Yes, I would not read much into it. In the end, writing "We were sort of working on it at a reasonable pace, you know, work life balance is more important to our developers than finishing a month earlier" just doesn't have the same ring to it :)
The Ethereum protocol was designed with PoS in mind and has a built-in difficulty bomb[1] to prove it. In short, this difficulty bomb makes it exponentially harder to mine ETH over time. The goal of this feature was to encourage all participants of the ecosystem to transition to PoS as quickly as possible.
Given that, the implementation has not worked out totally as expected, as the difficulty bomb has been pushed back a few times over the years. However, to answer your question, the reason they did not move faster is because this transition is hard and plays in some uncharted territory.
> Note that in the future, it is likely that Ethereum will switch to a proof-of-stake model for security, reducing the issuance requirement to somewhere between zero and 0.05X per year.
It absolutely was, Peercoin (PPC), and even DPoS (BTS) predates ethereum too. What are they worth today? PoS is a scam -- also Diem is worse -- it is dystopia.
This has been the plan for a long time. But this is like Google deciding to switch to Microsoft Windows, it's not something they can just decide to do one day. There's a process. It's a massive effort and hundreds of billions of dollars are on the line.
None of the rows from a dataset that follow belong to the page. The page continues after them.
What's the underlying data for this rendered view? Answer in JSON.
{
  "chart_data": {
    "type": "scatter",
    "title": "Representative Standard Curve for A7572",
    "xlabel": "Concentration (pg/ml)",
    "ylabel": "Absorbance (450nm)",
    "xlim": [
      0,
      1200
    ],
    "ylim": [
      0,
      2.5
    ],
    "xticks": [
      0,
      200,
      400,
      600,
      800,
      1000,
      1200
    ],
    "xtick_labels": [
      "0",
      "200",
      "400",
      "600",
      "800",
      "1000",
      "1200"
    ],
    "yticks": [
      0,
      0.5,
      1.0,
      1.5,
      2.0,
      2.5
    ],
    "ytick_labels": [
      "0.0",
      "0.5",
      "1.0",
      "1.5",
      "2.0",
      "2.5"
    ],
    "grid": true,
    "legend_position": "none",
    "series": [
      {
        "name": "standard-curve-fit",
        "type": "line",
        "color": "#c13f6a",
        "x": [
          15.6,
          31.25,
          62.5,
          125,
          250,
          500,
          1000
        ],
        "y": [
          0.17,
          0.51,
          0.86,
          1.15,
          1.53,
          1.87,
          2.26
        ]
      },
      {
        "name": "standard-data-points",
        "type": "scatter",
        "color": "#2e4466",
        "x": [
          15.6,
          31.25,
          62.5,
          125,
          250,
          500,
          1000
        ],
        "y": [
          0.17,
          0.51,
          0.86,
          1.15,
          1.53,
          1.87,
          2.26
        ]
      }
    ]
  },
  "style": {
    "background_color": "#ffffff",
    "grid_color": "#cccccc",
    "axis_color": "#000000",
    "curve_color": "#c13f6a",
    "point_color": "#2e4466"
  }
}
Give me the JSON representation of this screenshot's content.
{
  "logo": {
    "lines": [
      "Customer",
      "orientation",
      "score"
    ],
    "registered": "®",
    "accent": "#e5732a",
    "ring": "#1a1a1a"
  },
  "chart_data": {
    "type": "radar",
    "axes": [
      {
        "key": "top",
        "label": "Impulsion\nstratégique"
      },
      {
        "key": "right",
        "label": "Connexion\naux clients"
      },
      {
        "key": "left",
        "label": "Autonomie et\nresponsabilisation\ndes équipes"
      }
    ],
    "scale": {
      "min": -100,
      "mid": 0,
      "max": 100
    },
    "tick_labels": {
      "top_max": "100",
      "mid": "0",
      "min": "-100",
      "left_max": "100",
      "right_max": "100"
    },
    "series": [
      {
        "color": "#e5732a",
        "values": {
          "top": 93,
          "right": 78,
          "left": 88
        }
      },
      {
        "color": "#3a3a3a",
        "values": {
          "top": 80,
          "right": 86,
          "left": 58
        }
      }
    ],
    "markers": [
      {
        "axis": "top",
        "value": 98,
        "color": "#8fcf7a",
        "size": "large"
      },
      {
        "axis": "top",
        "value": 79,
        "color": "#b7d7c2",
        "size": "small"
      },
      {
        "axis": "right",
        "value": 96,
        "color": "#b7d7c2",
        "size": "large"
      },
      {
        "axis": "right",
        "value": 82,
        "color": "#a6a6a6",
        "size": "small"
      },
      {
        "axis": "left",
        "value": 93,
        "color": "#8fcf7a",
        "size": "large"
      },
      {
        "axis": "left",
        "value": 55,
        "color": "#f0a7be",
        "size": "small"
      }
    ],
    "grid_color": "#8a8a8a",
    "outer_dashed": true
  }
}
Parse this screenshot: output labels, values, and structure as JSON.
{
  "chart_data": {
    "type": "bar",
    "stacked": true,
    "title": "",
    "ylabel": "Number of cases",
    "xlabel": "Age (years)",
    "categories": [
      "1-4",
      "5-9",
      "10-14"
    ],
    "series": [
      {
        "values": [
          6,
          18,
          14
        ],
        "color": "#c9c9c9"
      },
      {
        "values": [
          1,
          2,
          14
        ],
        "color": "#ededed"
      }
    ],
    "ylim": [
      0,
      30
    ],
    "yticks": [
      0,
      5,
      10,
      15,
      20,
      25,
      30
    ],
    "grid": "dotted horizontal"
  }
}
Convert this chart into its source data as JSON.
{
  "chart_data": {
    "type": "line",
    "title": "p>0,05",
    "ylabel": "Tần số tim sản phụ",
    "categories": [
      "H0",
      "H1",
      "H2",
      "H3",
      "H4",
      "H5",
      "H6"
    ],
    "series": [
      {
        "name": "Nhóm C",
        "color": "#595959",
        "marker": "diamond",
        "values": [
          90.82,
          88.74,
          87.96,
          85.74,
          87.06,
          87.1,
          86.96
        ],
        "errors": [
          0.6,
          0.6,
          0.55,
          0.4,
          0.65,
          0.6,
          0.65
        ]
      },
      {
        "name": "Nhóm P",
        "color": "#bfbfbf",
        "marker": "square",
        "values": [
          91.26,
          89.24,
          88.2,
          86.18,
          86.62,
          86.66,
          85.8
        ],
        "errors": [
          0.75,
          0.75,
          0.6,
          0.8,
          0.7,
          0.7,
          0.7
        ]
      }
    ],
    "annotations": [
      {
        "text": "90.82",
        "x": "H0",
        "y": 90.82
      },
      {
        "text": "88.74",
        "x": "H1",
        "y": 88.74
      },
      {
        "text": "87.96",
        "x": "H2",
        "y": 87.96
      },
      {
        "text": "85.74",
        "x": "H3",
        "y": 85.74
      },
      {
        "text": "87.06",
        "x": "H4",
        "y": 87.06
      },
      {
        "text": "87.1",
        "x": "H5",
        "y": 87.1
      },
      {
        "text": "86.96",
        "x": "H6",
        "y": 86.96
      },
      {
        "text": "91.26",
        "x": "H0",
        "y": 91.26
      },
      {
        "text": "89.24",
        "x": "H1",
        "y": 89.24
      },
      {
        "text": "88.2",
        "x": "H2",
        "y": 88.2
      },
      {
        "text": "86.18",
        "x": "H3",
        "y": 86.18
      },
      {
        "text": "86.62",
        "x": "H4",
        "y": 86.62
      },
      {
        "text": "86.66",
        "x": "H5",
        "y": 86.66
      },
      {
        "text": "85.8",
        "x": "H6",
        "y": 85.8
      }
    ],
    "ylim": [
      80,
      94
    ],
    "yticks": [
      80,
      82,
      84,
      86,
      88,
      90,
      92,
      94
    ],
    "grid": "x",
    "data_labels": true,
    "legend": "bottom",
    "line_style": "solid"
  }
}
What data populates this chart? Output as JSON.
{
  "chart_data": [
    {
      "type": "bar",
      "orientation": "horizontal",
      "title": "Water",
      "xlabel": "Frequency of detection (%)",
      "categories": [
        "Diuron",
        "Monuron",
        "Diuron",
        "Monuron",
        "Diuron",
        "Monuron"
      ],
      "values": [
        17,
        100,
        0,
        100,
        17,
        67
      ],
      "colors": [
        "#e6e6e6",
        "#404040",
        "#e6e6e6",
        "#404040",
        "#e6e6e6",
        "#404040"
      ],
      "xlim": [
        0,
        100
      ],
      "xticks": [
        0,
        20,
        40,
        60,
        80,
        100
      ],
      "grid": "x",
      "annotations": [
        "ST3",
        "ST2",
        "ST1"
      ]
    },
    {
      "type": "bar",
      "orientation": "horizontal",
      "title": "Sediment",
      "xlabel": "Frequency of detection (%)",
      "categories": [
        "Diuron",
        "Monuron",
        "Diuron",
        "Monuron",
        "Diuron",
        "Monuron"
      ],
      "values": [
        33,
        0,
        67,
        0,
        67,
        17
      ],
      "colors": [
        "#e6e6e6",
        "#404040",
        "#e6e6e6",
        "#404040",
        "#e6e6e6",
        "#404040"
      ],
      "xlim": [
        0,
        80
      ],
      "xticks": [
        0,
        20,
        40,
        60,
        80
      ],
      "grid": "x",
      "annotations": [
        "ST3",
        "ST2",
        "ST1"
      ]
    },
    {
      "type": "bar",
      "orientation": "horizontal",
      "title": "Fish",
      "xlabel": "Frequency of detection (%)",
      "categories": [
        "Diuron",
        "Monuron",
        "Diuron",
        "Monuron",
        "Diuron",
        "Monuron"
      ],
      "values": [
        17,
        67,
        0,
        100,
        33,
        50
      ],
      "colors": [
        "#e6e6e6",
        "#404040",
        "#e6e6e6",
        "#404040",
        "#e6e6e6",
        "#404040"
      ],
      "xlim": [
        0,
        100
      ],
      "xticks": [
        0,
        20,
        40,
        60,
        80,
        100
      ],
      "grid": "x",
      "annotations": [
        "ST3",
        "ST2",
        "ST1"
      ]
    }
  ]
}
Only time will be able to arbitrate this one, but we have consistently pushed out time-lines to ensure that Ethereum remains safe. Ethereum core development definitely favours partition tolerance and safety over liveness.
Overtime != overwork. You've probably programmed something, at some point, where you were excited to work on it from morning to night? Where you lose track of hours, forget to eat meals and completely in the zone? That could easily be the case with these engineers, working on such a historical project and consequential update.
I have been in that zone for two or three day stretches, but never beyond, and never in sync with a full team. I have experienced two forms of team wide over-time in my career. The first lasted (for me) about seven months, then I quit. I couldn't take in anymore and the project (large team, 150 people) was on fire. That was completely unsustainable. The second form was a periodic event that happened every two years when we released a new silicon design (chip vendor). The day that the first silicon was mounted onto boards began a cycle of ten to twelve days, 14 hours a day, lunch and dinner being one hour status briefings. All hands on deck. At the end of those ten or twelve days, either the silicon was fully validated, or all its known flaws were identified. And everybody on the team took a couple days off to breath. That was sustainable because it was infrequent, planned, and closed ended. I went through four of those cycles. They were exhausting and thrilling at the same time. And thankfully, infrequent and closed ended. There was always a light at the end of the tunnel.
This is a different dynamic than traditional organization. It's decentralized with contributors around the world. You have no idea how much others are working and many are contributing because it's something they're passionate about.
> Otherwise, theoretically you can "overwork" i.e. (work more than standard 40 hour weeks or some standard of work hours) whatever without compromise
That's simply not true. Humans aren't machines. Productivity falls off a cliff after 50 hours, and after 55 you may as well not even be in the office. There are diminishing returns with "overwork"ing.
On paper, sure. In practice, having people overworked leads to compromises you never intend to make, simply due to exhaustion and burden clouding judgement values.
Every software error? True. But essentially every software error, especially errors of significance? Untrue. The Space Shuttle control software was famous for its rigorous process control, and deliberately written in a language difficult to introduce bugs in. Over decades of development and 420,000 total lines of code, it appears that a total of 17 bugs ever made it into software used during a launch, with an average of about 1 bug at a time existing in the codebase. Processes to prevent errors from being introduced played a huge part in this, but the comprehensive verification and simulation process was also necessary to achieve such a low defect rate.
The NASA Manager’s Handbook for Software Development from 1990 is a great resource. We have better techniques for some areas now but most of it still holds up.
But I feel it fair to consider an organization like NASA as an exemption from the norm. This level of detailed error catching doesn't make sense for, say, a facebook clone startup.
That said, someone should send this comment to a Tesla engineer.
That makes sense, but the point is that it's still a compromise. Even if we're saying that people can work overtime to get things done, there's typically diminishing returns on each additional hour worked, and still no guarantee that quality hasn't been impacted.
If you ask people to work 12 hour days instead of 8 days, does each day provide 8 hours worth of work, 12 hours worth of work, or another value? Can we reliably say that any problems arising from working over 12 hour days are caught and handled at the same level as they would be if people were working 8 hour days?
Overworking your engineers will most definitely lead to compromises.
But good to see that Ethereum came to their senses and are serious about reducing the environmental impact they have.